On me demande par contre d’où je viens dans Tokyo, et invariablement on s’ébaubie de la distance, avant-tout mental. Ainsi, mais c’est Google Maps qui m’informe, ce que je ressentais comme un tout juste 45 minutes de porte à porte est de l’ordre d’une heure. L’immobilité considérable hors nécessité des gens des villes d’ici place la relation à la ville de Tokyo pour qui s’y déplace à foison et avec appétit même quand sous le cafard dans un champ européen, pour ne pas se limiter à l’image éculée sur les bords du flâneur parisien. Nos modes d’appropriation de l’espace sont des plus étrangers qui soient, et le demeurent. 


Pour citer une dernière fois La littérature embarquée de Justine Huppe, ouvrage qui m’est très difficile de compréhension, j’y trouve ce merveilleux participe présent du verbe _défétichiser_ dans la mention “approche défétichisante du langage et des productions culturelles en général.” Voilà bien un verbe qui en regard du regard langoureux vers le Japon mérite d’en faire un usage hégémonique. 


Mais que va devenir Paris? Ça m’a travaillé toute la journée, la question du devenir comme il s’avère que la plupart des personnes connues de longue date qui s’y trouvaient n’y sont plus. Il y a une renégociation avec soi nécessaire pour ne pas tomber dans la simple nostalgie, l’orienter vers autre chose même si pas plaisant. Pas. nécessairement plaisant. Comment rester en phase avec une ville lointaine? 


Sur la question de la motivation du voyage, il n’y a que l’amitié à destination qui compte, qui en conséquence rend secondaire cette destination. C’est ce qu’énonçait Jim Haynes à Paris dont je viens de découvrir que le site web d’origine a disparu. Bravo les ayants-droits! Voyager pour aller à la rencontre de. La seule raison qui vaille.
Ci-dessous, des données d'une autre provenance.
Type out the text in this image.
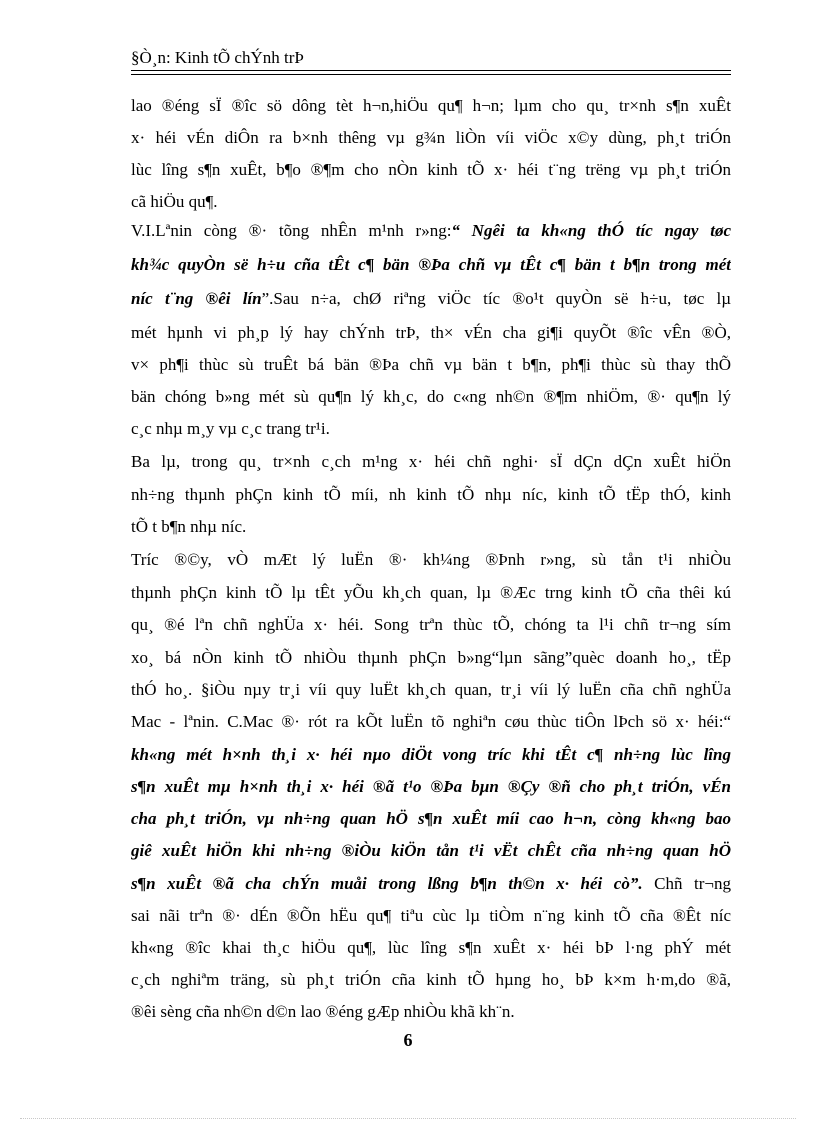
§Ò¸n: Kinh tÕ chÝnh trÞ
lao ®éng sÏ ®îc sö dông tèt h¬n,hiÖu qu¶ h¬n; lµm cho qu¸ tr×nh s¶n xuÊt
x· héi vÉn diÔn ra b×nh thêng vµ g¾n liÒn víi viÖc x©y dùng, ph¸t triÓn
lùc lîng s¶n xuÊt, b¶o ®¶m cho nÒn kinh tÕ x· héi t¨ng trëng vµ ph¸t triÓn
cã hiÖu qu¶.
V.I.Lªnin còng ®· tõng nhÊn m¹nh r»ng:“ Ngêi ta kh«ng thÓ tíc ngay tøc
kh¾c quyÒn së h÷u cña tÊt c¶ bän ®Þa chñ vµ tÊt c¶ bän t b¶n trong mét
níc t¨ng ®êi lín”.Sau n÷a, chØ riªng viÖc tíc ®o¹t quyÒn së h÷u, tøc lµ
mét hµnh vi ph¸p lý hay chÝnh trÞ, th× vÉn cha gi¶i quyÕt ®îc vÊn ®Ò,
v× ph¶i thùc sù truÊt bá bän ®Þa chñ vµ bän t b¶n, ph¶i thùc sù thay thÕ
bän chóng b»ng mét sù qu¶n lý kh¸c, do c«ng nh©n ®¶m nhiÖm, ®· qu¶n lý
c¸c nhµ m¸y vµ c¸c trang tr¹i.
Ba lµ, trong qu¸ tr×nh c¸ch m¹ng x· héi chñ nghi· sÏ dÇn dÇn xuÊt hiÖn
nh÷ng thµnh phÇn kinh tÕ míi, nh kinh tÕ nhµ níc, kinh tÕ tËp thÓ, kinh
tÕ t b¶n nhµ níc.
Tríc ®©y, vÒ mÆt lý luËn ®· kh¼ng ®Þnh r»ng, sù tån t¹i nhiÒu
thµnh phÇn kinh tÕ lµ tÊt yÕu kh¸ch quan, lµ ®Æc trng kinh tÕ cña thêi kú
qu¸ ®é lªn chñ nghÜa x· héi. Song trªn thùc tÕ, chóng ta l¹i chñ tr¬ng sím
xo¸ bá nÒn kinh tÕ nhiÒu thµnh phÇn b»ng“lµn sãng”quèc doanh ho¸, tËp
thÓ ho¸. §iÒu nµy tr¸i víi quy luËt kh¸ch quan, tr¸i víi lý luËn cña chñ nghÜa
Mac - lªnin. C.Mac ®· rót ra kÕt luËn tõ nghiªn cøu thùc tiÔn lÞch sö x· héi:“
kh«ng mét h×nh th¸i x· héi nµo diÖt vong tríc khi tÊt c¶ nh÷ng lùc lîng
s¶n xuÊt mµ h×nh th¸i x· héi ®ã t¹o ®Þa bµn ®Çy ®ñ cho ph¸t triÓn, vÉn
cha ph¸t triÓn, vµ nh÷ng quan hÖ s¶n xuÊt míi cao h¬n, còng kh«ng bao
giê xuÊt hiÖn khi nh÷ng ®iÒu kiÖn tån t¹i vËt chÊt cña nh÷ng quan hÖ
s¶n xuÊt ®ã cha chÝn muåi trong lßng b¶n th©n x· héi cò”. Chñ tr¬ng
sai nãi trªn ®· dÉn ®Õn hËu qu¶ tiªu cùc lµ tiÒm n¨ng kinh tÕ cña ®Êt níc
kh«ng ®îc khai th¸c hiÖu qu¶, lùc lîng s¶n xuÊt x· héi bÞ l·ng phÝ mét
c¸ch nghiªm träng, sù ph¸t triÓn cña kinh tÕ hµng ho¸ bÞ k×m h·m,do ®ã,
®êi sèng cña nh©n d©n lao ®éng gÆp nhiÒu khã kh¨n.
6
En son absence et plus que jamais, y trouver à faire l’expérience du quotidien, comme à Nagasaki l’autre jour avec quelques heures à soi, a consister à prendre le tram, et pas assez malgré cela - pour devenir un banal Nagasakien qui rentre au foyer, et ne pas prendre de photo sur le sujet. L’expérience s’est révélée être, en l’absence d’amitié dans cette ville, la seule chose marquante qui résonne encore, hormis un dîner dans café sympathique. 


La fin de l’année enjoint à visiter ses classiques géographiques avant la fermeture mentale imminente, vécue comme si une fin sans retour. Minowa, Ikébukuro, Ningyocho, Koenji, Machiya, j’en oublie, tous en mode plaintif et inquiet, en appel désespéré à y passer, pour acheter un biscuit, des sembeïs, des poireaux. Juste pour y passer comme on fait le tour du propriétaire. Passer à Shin-Okubo, à Ueno. Pourrait passer en soirée à Asakusa quand le quartier redevient raisonnable. Frôler Ginza par les arrières, rapporter des biscuits d’Ogawaken à Shimbashi. Takadanobaba aussi. Waseda depuis deux jours déjà est en mode léthargique total.